One way to keep a high ratio of skilled to unskilled is to price out the unskilled.  The most effective way to price unskilled workers out of a city is to keep the cost of housing high.  And, indeed, the highly-skilled cities on the coasts are adept at (and notorious for) using rigid land-use regulations to inflate home prices.  (Or were until recently; more on that later.)   The incumbent homeowners in these cities of course benefit from a tight housing supply since it raises the value of their properties.  But perhaps their skilled workers benefit too.

I speculated about this  last October without the benefit of Glaeser ir Abel’s research:

Perhaps the elites in the superstar cities sense it is better to surround themselves with a uniformly high-quality workforce.  They want to spend their time with other elites; letting in lots of less-skilled workers would introduce so much static, just as if Harvard were to throw open its doors to anyone with a half-decent high school transcript.  In other words, an influx of less-skilled workers might dilute the experience for the high-skilled.
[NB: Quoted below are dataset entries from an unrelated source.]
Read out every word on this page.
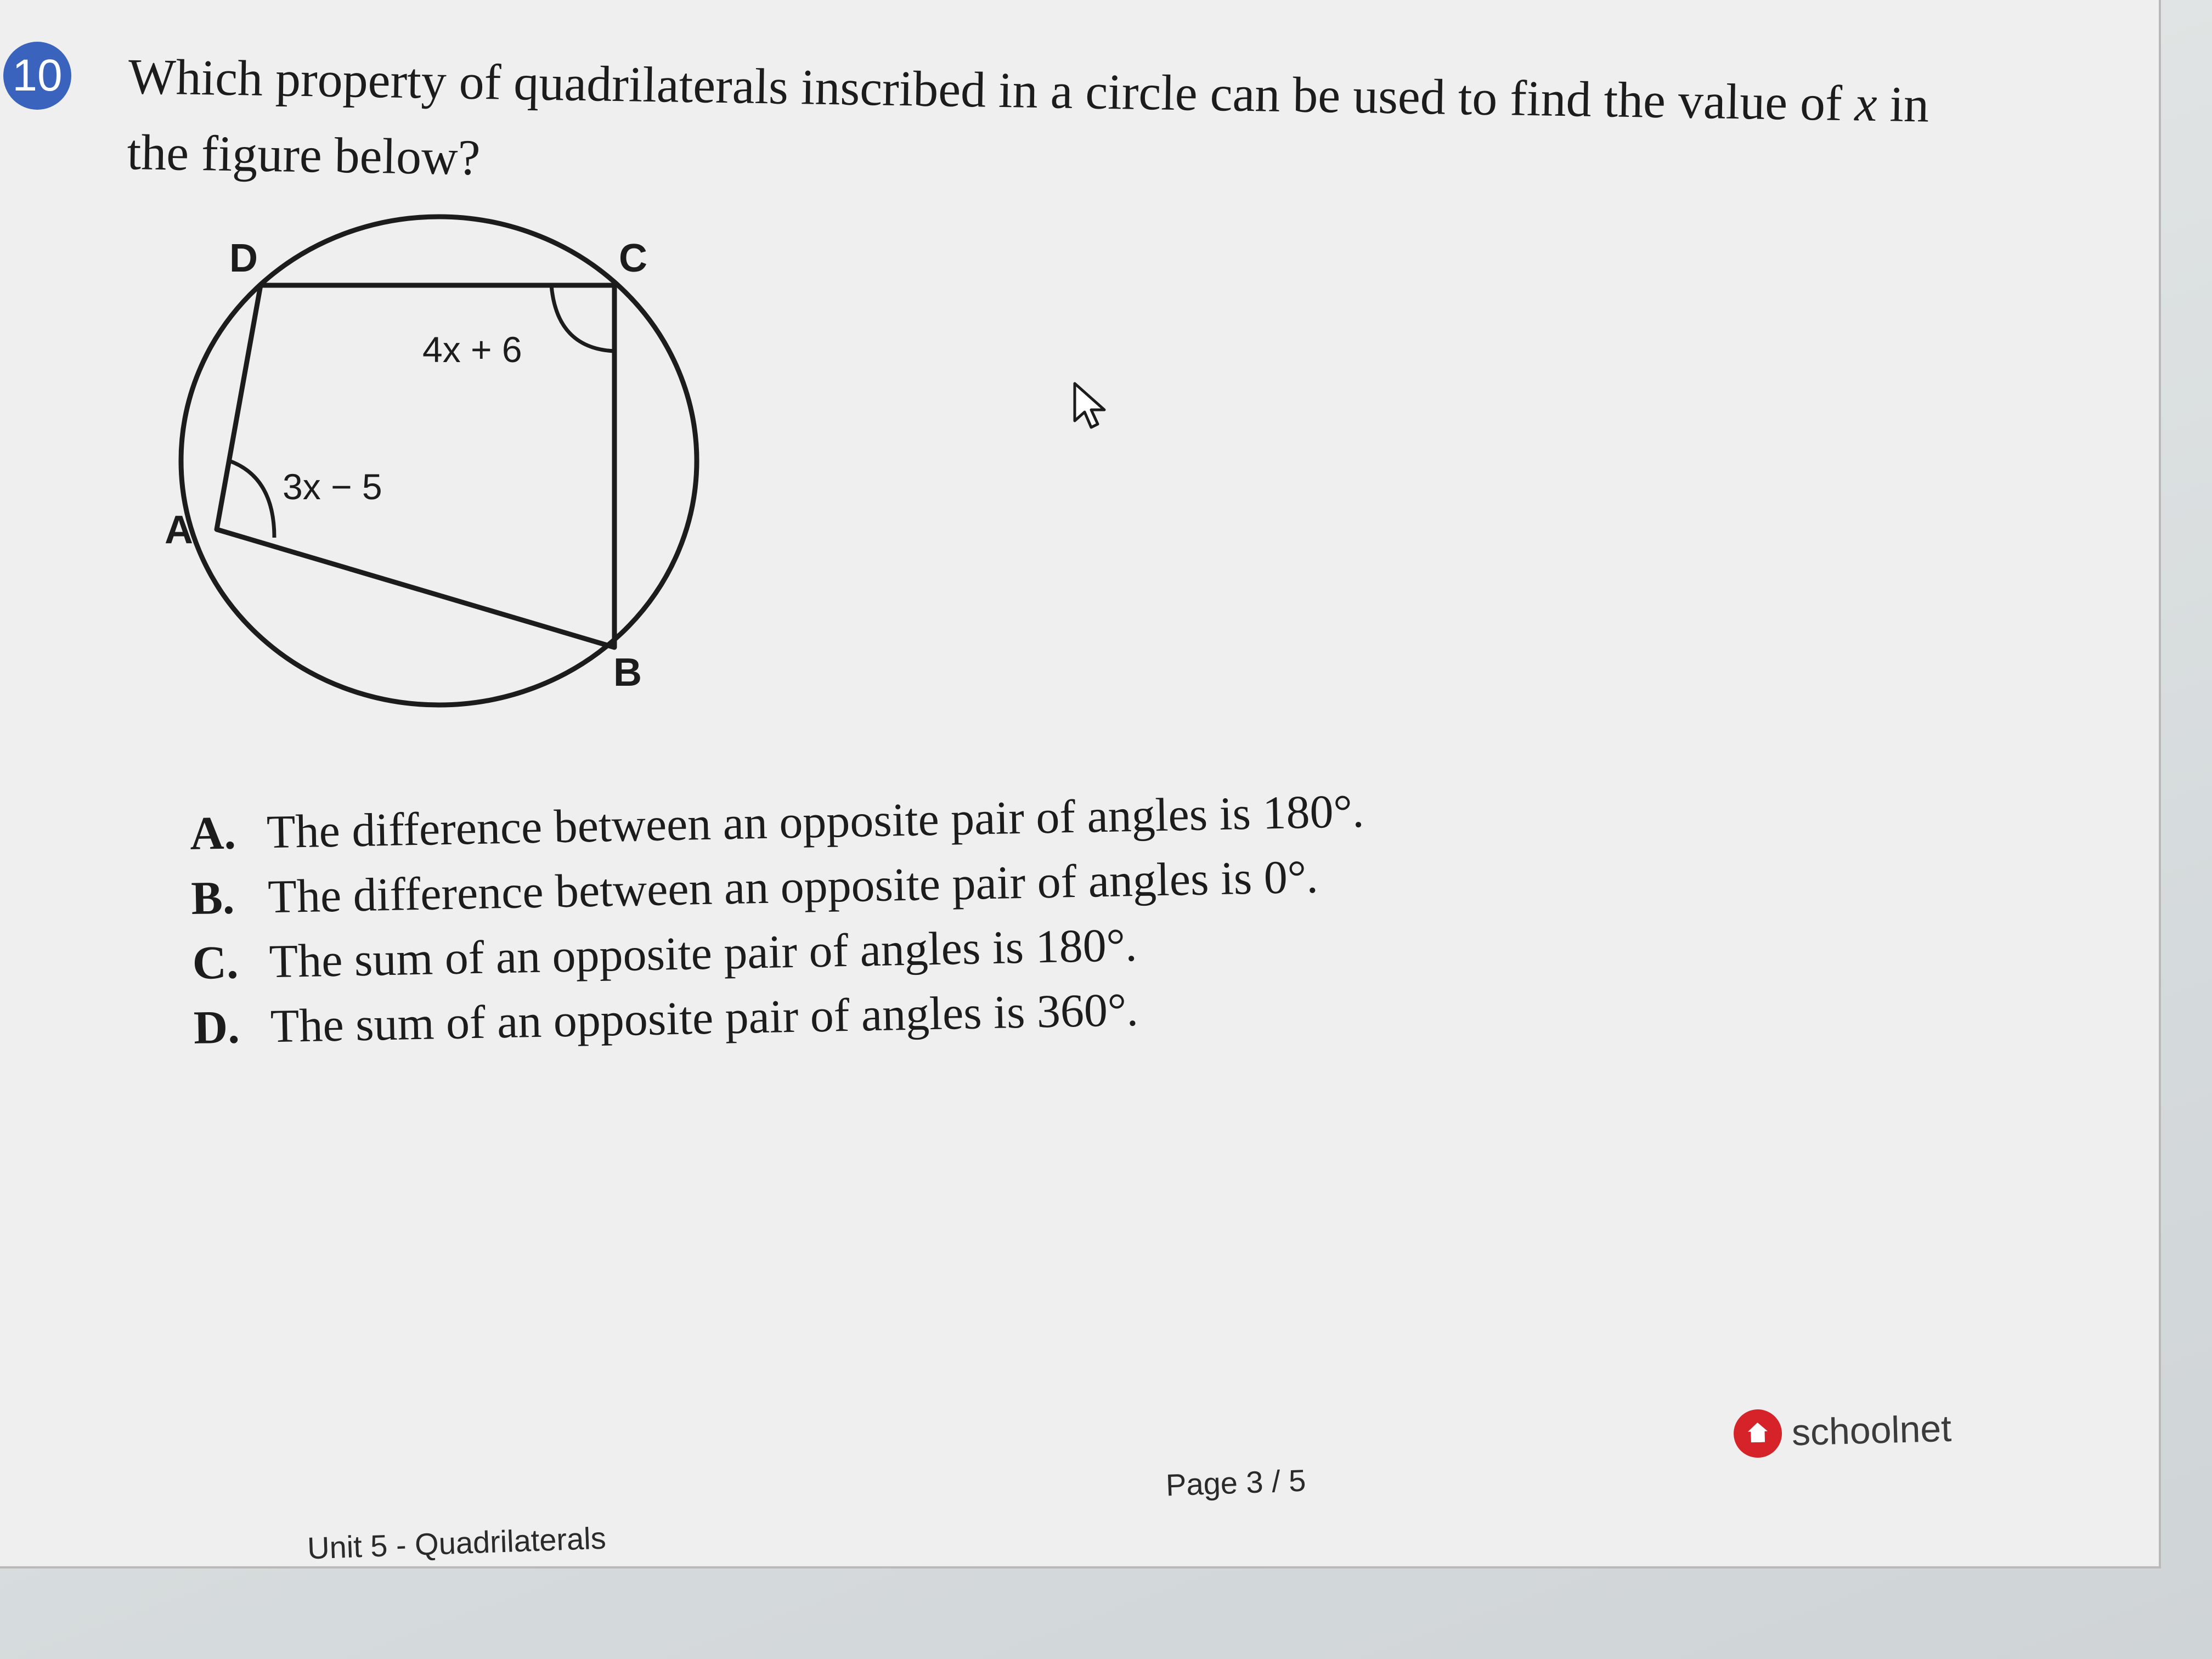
10 Which property of quadrilaterals inscribed in a circle can be used to find the value of x in the figure below?
D	C
A
B
4x + 6
3x − 5
A. The difference between an opposite pair of angles is 180°.
B. The difference between an opposite pair of angles is 0°.
C. The sum of an opposite pair of angles is 180°.
D. The sum of an opposite pair of angles is 360°.
schoolnet
Page 3 / 5
Unit 5 - Quadrilaterals
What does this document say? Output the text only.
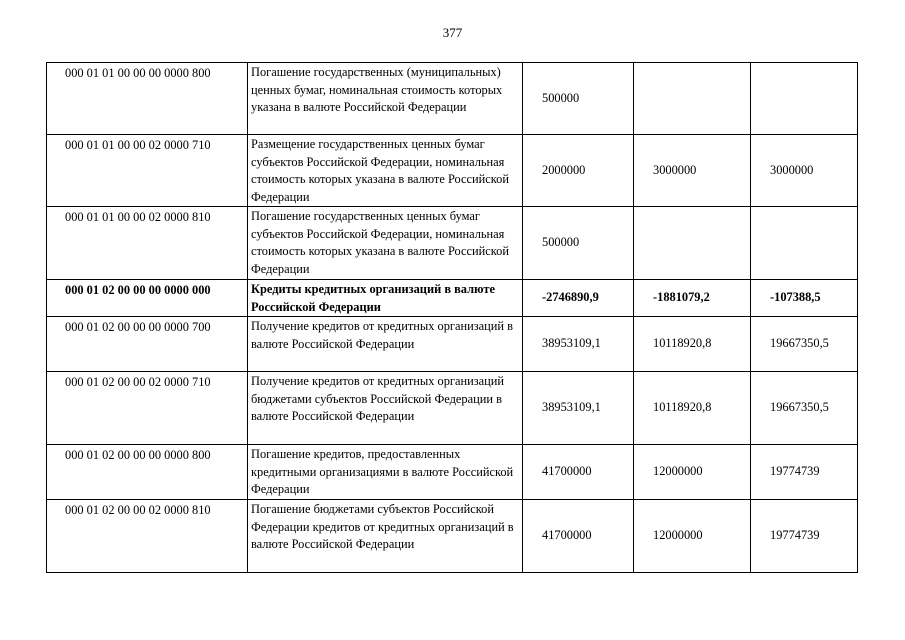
377
000 01 01 00 00 00 0000 800	Погашение государственных (муниципальных) ценных бумаг, номинальная стоимость которых указана в валюте Российской Федерации	500000		
000 01 01 00 00 02 0000 710	Размещение государственных ценных бумаг субъектов Российской Федерации, номинальная стоимость которых указана в валюте Российской Федерации	2000000	3000000	3000000
000 01 01 00 00 02 0000 810	Погашение государственных ценных бумаг субъектов Российской Федерации, номинальная стоимость которых указана в валюте Российской Федерации	500000		
000 01 02 00 00 00 0000 000	Кредиты кредитных организаций в валюте Российской Федерации	-2746890,9	-1881079,2	-107388,5
000 01 02 00 00 00 0000 700	Получение кредитов от кредитных организаций в валюте Российской Федерации	38953109,1	10118920,8	19667350,5
000 01 02 00 00 02 0000 710	Получение кредитов от кредитных организаций бюджетами субъектов Российской Федерации в валюте Российской Федерации	38953109,1	10118920,8	19667350,5
000 01 02 00 00 00 0000 800	Погашение кредитов, предоставленных кредитными организациями в валюте Российской Федерации	41700000	12000000	19774739
000 01 02 00 00 02 0000 810	Погашение бюджетами субъектов Российской Федерации кредитов от кредитных организаций в валюте Российской Федерации	41700000	12000000	19774739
I got my undergraduate degree from Ole Miss and my law degree from Yale.   I studied harder at Ole Miss, took harder classes and spent a lot more time with my professors.  I thought law school was mostly boring and had a suburban home and the premium cable channels by my third year.  But I probably got a better education at Yale than Ole Miss merely by hanging around a bunch of people who were smarter than me.  There were economists, physicians, mathematicians, political scientists, a Broadway actor, an Olympic miler  and, of course, a bunch of smart new college graduates  from all over the country (but mostly from the Ivy League, Standford and Berkeley.).  It was a small class of 175.  It was impossible not to keep up with new ideas or trends because someone you bumped into would know about them.  I wasn’t paying a gazillion dollars for the law school classes, I was paying for the spillovers.  It was a fair price.

The housing markets in  LA, San Francisco and New York function as giant sorting machines.  By setting home prices so high, they weed out all but the most skilled — except for the class of relatively unskilled who are supported by price controls or subsidies.  They’re using the  Ivy League model.

So are they better off?  Yes, clearly, if they can shunt the less skilled elsewhere and  continue to grow and densify.  But it’s hard to do both.  High prices, in fact, require that the housing supply be kept tight  in order for prices to stay high.  Otherwise, the new supply of housing would drop home prices and the riff-raff (from their perspective) would come flooding back in.  But perhaps merely increasing the density of skilled workers will yield the productivity gains yielded by  growth and densification.  Their motto could be, “We get smarter, not bigger.”

I think this is probably wrong, though.  What matters is being close to other people with the same skill set; that’s where the knowledge and productivity spills occur.  A software developer benefits from having a lot of other smart software developers around; a musician benefits from having a lot of other good musicians around.  Adding more software developers or musicians who aren’t quite as skilled shouldn’t dilute this benefit because we city-dwellers largely control whom we interact with.  Firms, in fact, segregate themselves by quality all the time.  Deepening the labor pool simply can’t hurt.  I think cities like San Francisco and New York would be even more productive if they loosened their growth restrictions and allowed in more people.

And even if were true that the San Francisco model can achieve greater productivity without growth, there’s always the risk that its  sorting machine might break. To wit, a housing market collapse.  Skilled workers cash out what they can and move elsewhere.  Lower home prices attract the less-skilled who had been priced out of the market.  A political and regulatory climate makes the city less hospitable entrepreneurs, who benefit from cheap space and light regulation.

It will be interesting to see what happens to productivity in these wealthy, slow-growth cities as the recession wears on.  My guess is that they will have to begin growing vigorously again if they want to recapture the productivity they had at the peak of the housing boom.